Another aspect of show floor security and safety is the need for medical services before, during and after a show. At Sands Expo and Convention Center (Sands Expo), the Las Vegas facility benefits from its unique locale.
Directly connected to the Venetian and Palazzo resort casinos, Sands Expo puts a new spin on the “buddy system.” Trained emergency medical technicians (EMT) are present at all times, providing extra support to adjoining properties when necessary.
Expected to respond to all injuries in every situation, first-aid medical providers also assist in transferring an injured party to nearby hospital facilities whenever necessary.
Also trained and certified are building security, who are able to administer CPR, use defibrillators and act as first-aid responders. Required to carry the two-year CPR/AED certification, security guards are at the ready while keeping the show floor secure.
Located directly underneath the show floor on Level 1 of the meeting space at Sands Expo, exhibitors and attendees can visit the first aid room for any medical issues ranging from low blood sugar to minor treatable injuries.

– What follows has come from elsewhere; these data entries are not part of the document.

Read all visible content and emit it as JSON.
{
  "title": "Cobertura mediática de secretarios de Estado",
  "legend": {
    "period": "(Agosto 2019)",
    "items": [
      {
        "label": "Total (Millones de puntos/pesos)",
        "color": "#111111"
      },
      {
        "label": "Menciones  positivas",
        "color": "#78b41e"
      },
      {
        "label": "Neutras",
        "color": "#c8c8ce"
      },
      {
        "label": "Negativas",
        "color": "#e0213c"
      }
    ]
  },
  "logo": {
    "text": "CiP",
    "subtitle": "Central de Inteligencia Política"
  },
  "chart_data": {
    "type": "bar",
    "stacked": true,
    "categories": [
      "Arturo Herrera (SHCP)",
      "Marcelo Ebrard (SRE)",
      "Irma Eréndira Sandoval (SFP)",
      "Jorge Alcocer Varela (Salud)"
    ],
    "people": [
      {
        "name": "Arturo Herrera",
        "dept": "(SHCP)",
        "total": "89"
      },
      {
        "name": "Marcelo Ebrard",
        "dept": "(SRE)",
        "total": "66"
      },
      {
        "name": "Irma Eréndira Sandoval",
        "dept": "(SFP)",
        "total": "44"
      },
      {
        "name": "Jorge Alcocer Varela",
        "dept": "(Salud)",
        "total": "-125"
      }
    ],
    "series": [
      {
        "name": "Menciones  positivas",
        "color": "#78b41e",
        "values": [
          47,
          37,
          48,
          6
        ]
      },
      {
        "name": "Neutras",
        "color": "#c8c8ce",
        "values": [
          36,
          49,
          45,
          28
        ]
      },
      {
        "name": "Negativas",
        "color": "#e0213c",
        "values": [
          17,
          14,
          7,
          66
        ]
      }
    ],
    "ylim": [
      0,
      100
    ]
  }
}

According to Sands Expo Event Management Director Melinda Buchanan, attendees at the venue are most likely to report to the first aid room for dehydration during a tradeshow. While traveling, exhibitors and attendees may not be able to maintain proper nutritious diets. Additionally, the dry climate and desert heat may only exacerbate the problem. To help combat dehydration, Sands Expo set up water stations all around the building.
Due to its sizeable 2.25 million square feet of combined event space, show producers at Sands Expo are obligated to bring their own contracted first-aid. At least one Nevada licensed medical professional must be dedicated to the event at all times, with Sands personnel available to help and assist in all situations.
While work crews maintain their own guidelines for safety procedures during set up and tear down, Sands Expo officials advise laborers to be aware of surroundings and to watch where they are walking. Forklift drivers are requested to wear seatbelts and to maintain reasonable driving speeds on the show floor.
Although well-trained to handle the fast pace at which shows must be moved in and out of the facility, the most common cause of injuries occurs when show floor workers fail to follow procedures, according to Sands Expo representatives.
With multiple medical personnel on staff, Sands Expo is well-prepared to handle any medical emergency, guaranteeing the safety of exhibitors, attendees and show floor workers throughout a tradeshow.